I'm pulling my hair out, and still can't figure a decent way to do this out... What I want to do is to create a program that somehow creates subprocesses (via threads, fork() or whatever), with the ability to have a hash shared between them.
Specifically, I need to share two objects and a hash. The children then needs to be able to set hash keys that points to object instances... I think.
A bit more verbose:
I'm writing a caching DNS server, for the sole purpose of learning. At the moment, it works great as a passthrough (the caching isn't implemented yet, due to this), but only handles one request at a time. If you throw a bunch of slow queries, the last ones handled will be REALLY slow instead of just "slow".
I tried to set up some basic caching (for testing purposes only, since the TTL is ignored etc etc), by saving the Net::DNS::Packet for the answer into a hash, i.e.
Code:
if (defined $cache{$q->string}) {
print STDERR "Got it cached!

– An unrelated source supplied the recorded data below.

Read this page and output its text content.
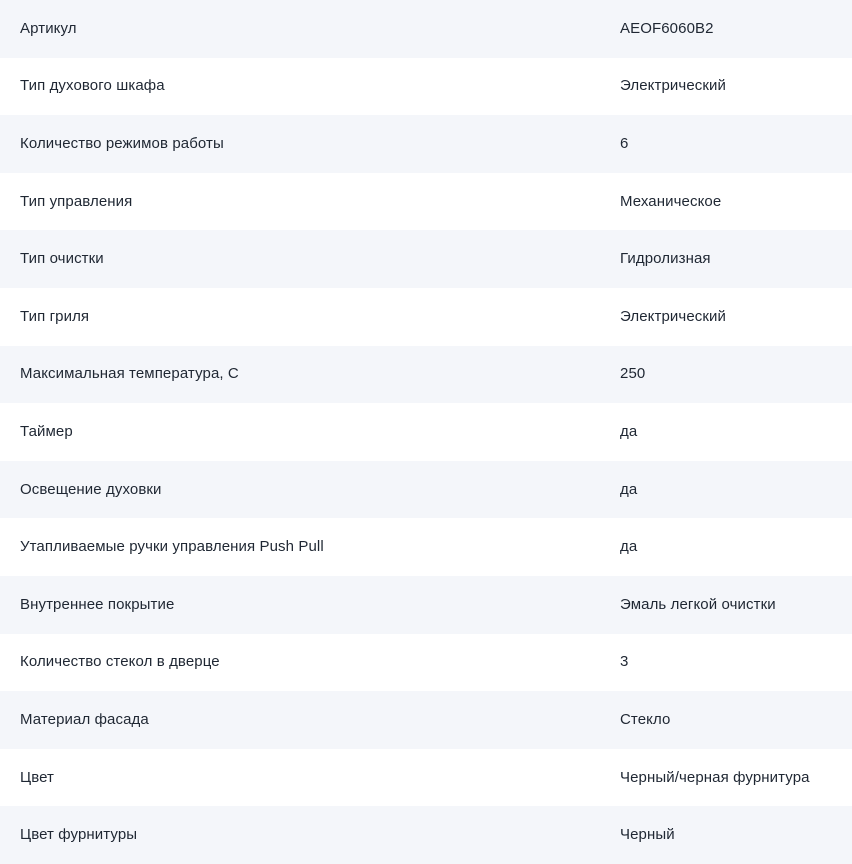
Артикул	AEOF6060B2
Тип духового шкафа	Электрический
Количество режимов работы	6
Тип управления	Механическое
Тип очистки	Гидролизная
Тип гриля	Электрический
Максимальная температура, С	250
Таймер	да
Освещение духовки	да
Утапливаемые ручки управления Push Pull	да
Внутреннее покрытие	Эмаль легкой очистки
Количество стекол в дверце	3
Материал фасада	Стекло
Цвет	Черный/черная фурнитура
Цвет фурнитуры	Черный
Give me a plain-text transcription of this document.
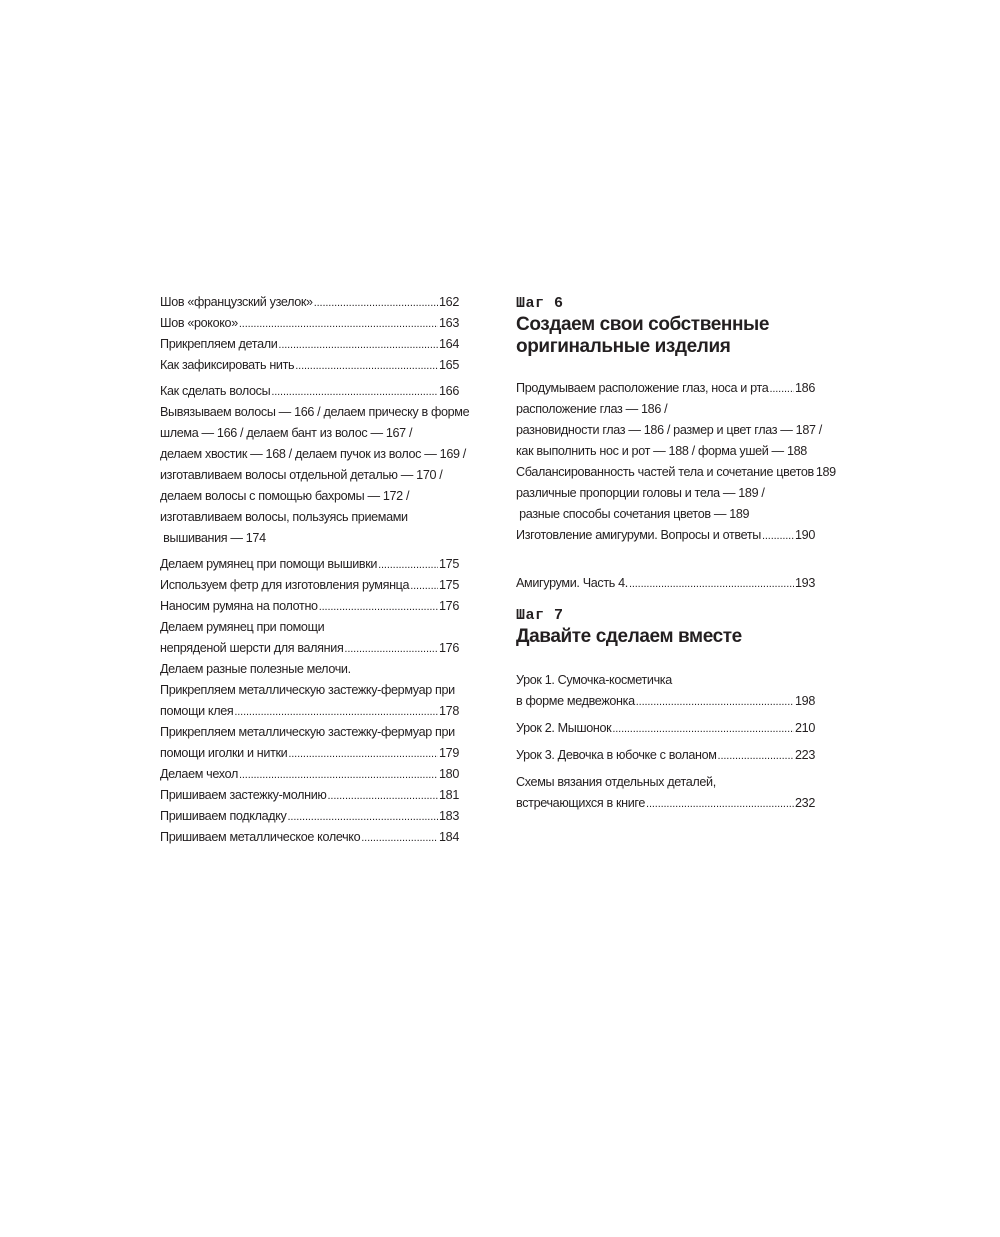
Шов «французский узелок» . . .	162
Шов «рококо» . . .	163
Прикрепляем детали . . .	164
Как зафиксировать нить . . .	165
Как сделать волосы . . .	166
Вывязываем волосы — 166 / делаем прическу в форме
шлема — 166 / делаем бант из волос — 167 /
делаем хвостик — 168 / делаем пучок из волос — 169 /
изготавливаем волосы отдельной деталью — 170 /
делаем волосы с помощью бахромы — 172 /
изготавливаем волосы, пользуясь приемами
вышивания — 174
Делаем румянец при помощи вышивки . . .	175
Используем фетр для изготовления румянца . . . 175
Наносим румяна на полотно . . .	176
Делаем румянец при помощи
непряденой шерсти для валяния . . .	176
Делаем разные полезные мелочи.
Прикрепляем металлическую застежку-фермуар при
помощи клея . . .	178
Прикрепляем металлическую застежку-фермуар при
помощи иголки и нитки . . .	179
Делаем чехол . . .	180
Пришиваем застежку-молнию . . .	181
Пришиваем подкладку . . .	183
Пришиваем металлическое колечко . . .	184
Шаг 6
Создаем свои собственные
оригинальные изделия
Продумываем расположение глаз, носа и рта . . . 186
расположение глаз — 186 /
разновидности глаз — 186 / размер и цвет глаз — 187 /
как выполнить нос и рот — 188 / форма ушей — 188
Сбалансированность частей тела и сочетание цветов 189
различные пропорции головы и тела — 189 /
разные способы сочетания цветов — 189
Изготовление амигуруми. Вопросы и ответы . . .	190
Амигуруми. Часть 4. . . .	193
Шаг 7
Давайте сделаем вместе
Урок 1. Сумочка-косметичка
в форме медвежонка . . .	198
Урок 2. Мышонок . . .	210
Урок 3. Девочка в юбочке с воланом . . .	223
Схемы вязания отдельных деталей,
встречающихся в книге . . .	232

NOT sending to upstream server!\n" if DEBUG;
$answer = $cache{$q->string};
}
else {
print STDERR "Sending request to upstream server...\n" if DEBUG;
$answer = $resolver->send($in_req);
say STDERR " Done" if DEBUG;
$cache{$q->string} = $answer;
}
That works too, until I try to add the concurrency part... With fork(), I tried using IPC::Shareable, which worked until the hash grew, and the program died with an out-of-semaphores error.
Then I spent quite a lot of time to recompile perl with ithreads, only to run in to the snag that "Thread 1 terminated abnormally: Invalid value for shared scalar at test.pl line 60"
Line 60 is "$cache{$q->string} = $answer", in other words, setting a key in the shared hash to a Net::DNS::Packet reference.
Is there an easy way around this? Heck, how do the other similar programs work?!